La synthèse qui suit est issue du mémoire de Michel Sourrouille en 2006 « Marxisme et écologisme », écrit dans le cadre de l’université permanente du Parti Socialiste. C’était une époque où une infime partie du PS croyait que ce parti deviendrait un parti social-écologiste, dépassant la vulgate de Marx et les reniements sociaux-démocrates. On a vu depuis ce que le PS est devenu , une enveloppe vide !

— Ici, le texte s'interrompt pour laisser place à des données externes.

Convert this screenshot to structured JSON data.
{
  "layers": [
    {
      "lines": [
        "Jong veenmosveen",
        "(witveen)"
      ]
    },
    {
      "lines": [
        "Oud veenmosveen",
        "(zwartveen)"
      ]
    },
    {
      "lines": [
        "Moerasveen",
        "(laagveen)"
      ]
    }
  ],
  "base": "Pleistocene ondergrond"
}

La place de la nature dans la pensée économique depuis Adam Smith (1776) a toujours été négligeable. Si la question du renouvellement des ressources naturelles est au cœur des interrogations de Malthus, les classiques et les néo-classiques ont exclu la nature du champ économique. La question de l’épuisement des ressources ne se pose pas à l’époque. La pollution industrielle apparaît pendant la seconde moitié du XIXe siècle (combustion du charbon…) sans que l’on s’en préoccupe. Le problème majeur est de produire, le reste importe peu. Karl Marx est dans la même lignée. Il est d’abord le continuateur de l’école classique (fondatrice du libéralisme). Dans le livre premier du Capital, il développe sa conception de la valeur travail en partant principalement des travaux de Smith et Ricardo, fondateurs du libéralisme. A.Smith et K.Marx ne jurent que par le travail puisque, pour eux, seul le travail est créateur de richesses. S’ils expliquent que le travail met en valeur des richesses qui sont données par la nature, c’est d’abord pour valoriser, dans une société avancée, les richesses naturelles externes (issues du travail de l’homme) tels que chutes d’eau, rivières navigables, métaux, charbon… Ils pensent que la fertilité du sol, eaux poissonneuses, etc. ne sont importantes qu’aux origines de la civilisation.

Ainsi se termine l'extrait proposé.